Мысли путались в голове. Оставался лишь инстинкт выживания. Нужно было уходить как можно дальше. И найти воду, чтобы напиться, промыть раны, а главное сбить след. Со стоном поднявшись на ноги, я побрел прочь от этого места, оставляя за собой кровавые пятна на траве и ветках.
Голова гудела, и я шел, ориентируясь лишь по запаху и отдаленному звуку воды. Крики загонщиков доносились то слева, то справа — порой казалось, они уже совсем рядом.
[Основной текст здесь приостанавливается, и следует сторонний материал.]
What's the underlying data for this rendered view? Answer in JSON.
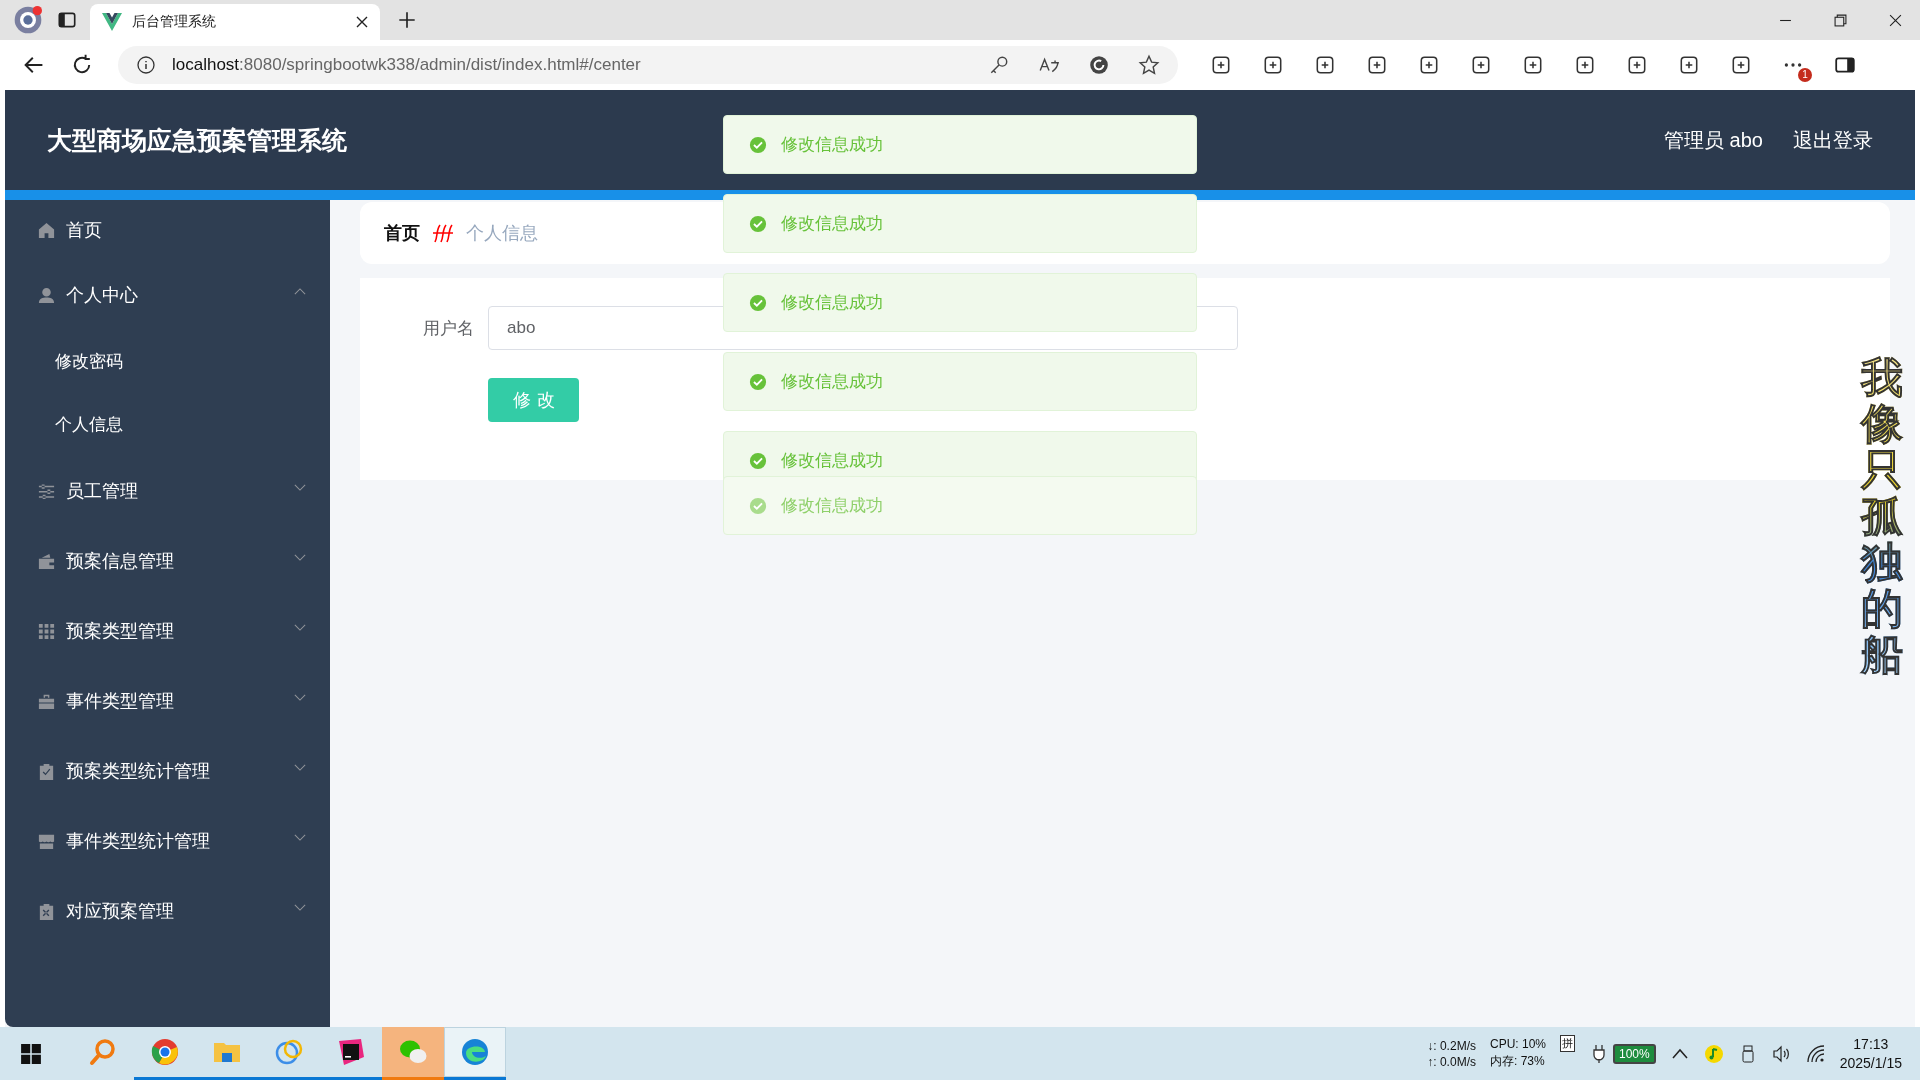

Дошел до обрыва — склон оказался круче, чем я думал. Я сорвался, цепляясь здоровой рукой за корни. И наконец через кусты подполз к узкому ручью. Вода была темной, холодной. Без раздумий я сполз в нее, сжав зубы от дикой боли. Не удержавшись на ногах, свалился на колени, и ледяная вода окатила разодранную спину и руку. Холод немного притупил боль.
Побрел против течения — вода доходила до колен. Каждый шаг давался с огромным трудом, босые ноги засасывало, тело ломило от усталости. Но я шел, слушая, как крики позади стали немного отдаляться.
Минут через двадцать изнурительной ходьбы, ручей внезапно расширился, влившись в небольшое, но глубокое лесное озерцо, похожее на старицу, если я при свете луны правильно понял. Вода здесь была почти черной, неподвижной и, как оказалось, еще более холодной. Видать, ключи на дне бьют. Берега поросли густым, почти непролазным камышом и тростником. Это было лучшее укрытие сейчас.
Я зашел в озеро по грудь. Боли от ран на спине и руке вновь вернулись, когда холодная вода добралась до них. Я пробирался к густому участку камышей, раздвигая стебли.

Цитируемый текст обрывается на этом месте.